If you are struggling with certain aspects of managing your website, why not get some one-to-one training from a WordPress expert – although it may cost as much as having the work done for you, at least next time you’ll be able to do it yourself and you’ll have a new string to your bow.
4. Reduce meetings
Sometimes meetings may come at a monetary cost, but even if they don’t, having unnecessary meetings stop the web developer working on paid work, meaning they can’t earn as much which in turn may force their hourly rate up to accommodate.
Another issue about meetings is that unless they’re recorded or minuted, there is a high chance of something being misunderstood or forgotten when it comes to doing the work – a well thought out brief or task list will help mitigate this problem and ensure your initial quote matches your invoice.
5. Avoid scope creep
Scope creep is an easy trap to fall into – you’ve hired someone to do job A but it prompts you to think job B might be a good idea too and whilst they’re in there…… but this usually produces extra hours of work that will need to be billed for – and which weren’t included in the original quote.
So make sure you stick to the plan – if the web developer is only carrying out the tasks they quoted for, then they can’t charge anything else unless there’s an unforeseen issue which they should discuss with you, in advance.
6. Keep amends to a minimum and be clear and concise
When you’re asking for amends to a job, make sure you’re being clear and concise. There might be a certain amount of edits included in your initial quote but if you’ve not been clear, or simply changed your mind then every amend over that quota means additional charges to your bill.
7. Don’t reinvent the wheel
If you want special features or fancy functionality, then try not to get your web developer to reinvent the wheel – is there a plugin that will already do it for you? Could it be done in an easier way with a bit of tweaking of the brief that slashes the development time?
Developers don’t always consider these solutions so it might be up to you to ask if it can be done in a simpler or cheaper way. Or perhaps do your own research first to make sure you have all the options.
8. Always consider expert advice
Of course, developers don’t know everything – and they may not know your industry, at all – but, if they d have varied experience, they may know something you don’t so it’s worth considering their opinion.

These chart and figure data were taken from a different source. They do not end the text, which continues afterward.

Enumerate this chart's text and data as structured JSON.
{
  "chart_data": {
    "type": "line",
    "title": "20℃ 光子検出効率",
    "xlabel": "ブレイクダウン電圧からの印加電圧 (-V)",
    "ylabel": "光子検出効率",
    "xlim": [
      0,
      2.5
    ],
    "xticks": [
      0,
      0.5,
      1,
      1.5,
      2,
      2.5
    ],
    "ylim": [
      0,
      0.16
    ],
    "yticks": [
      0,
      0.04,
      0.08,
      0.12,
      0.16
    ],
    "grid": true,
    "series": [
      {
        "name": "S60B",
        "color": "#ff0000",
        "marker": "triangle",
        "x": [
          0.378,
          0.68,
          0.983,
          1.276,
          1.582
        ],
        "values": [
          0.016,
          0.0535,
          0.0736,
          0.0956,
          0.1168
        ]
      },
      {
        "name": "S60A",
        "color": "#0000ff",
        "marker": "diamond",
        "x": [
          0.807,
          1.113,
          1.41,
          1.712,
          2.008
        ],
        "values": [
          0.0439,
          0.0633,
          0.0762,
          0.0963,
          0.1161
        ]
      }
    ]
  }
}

If you don’t listen to their advice then it may cost you further down the line when things go wrong or don’t turn out as you expect.
9. Check your invoices
When the work is complete and the invoice is sent over, double check what you’re being charged for to make sure everything is correct.
Everyone is human and we all make mistakes so it’s worth checking.
It will also help you learn what to avoid, should there be any unexpected charges on there. Find out what they are relating to and could you do things differently next time?
If you’re not sure what the charges relate to, feel free to ask the web developer in a friendly manner so you get an honest rather than defensive answer as they may feel they were just carrying out your instructions.
10. Take regular backups
Always take backups of your website – both server backups and offsite backups stored elsewhere.
Most hosting providers take regular backups (and most are daily) but double check this isn’t something you need to activate or pay extra for.
And, to take offsite backups, there are a range of plugins that will send you certain files by email or upload them to somewhere like dropbox for you.
Backups are a quick and easy way to get your website back up and running following a hack or an update-gone-wrong. Then you can try to get the initial issue looked at without it being as much of an emergency as some developers charge extra for a fast or out of hours response.
However, please note that this solution is not ideal for e-commerce websites with high traffic as you may lose some of the orders for the time following the backup until the restore was needed (we recommend hourly backups for these types of e-commerce websites).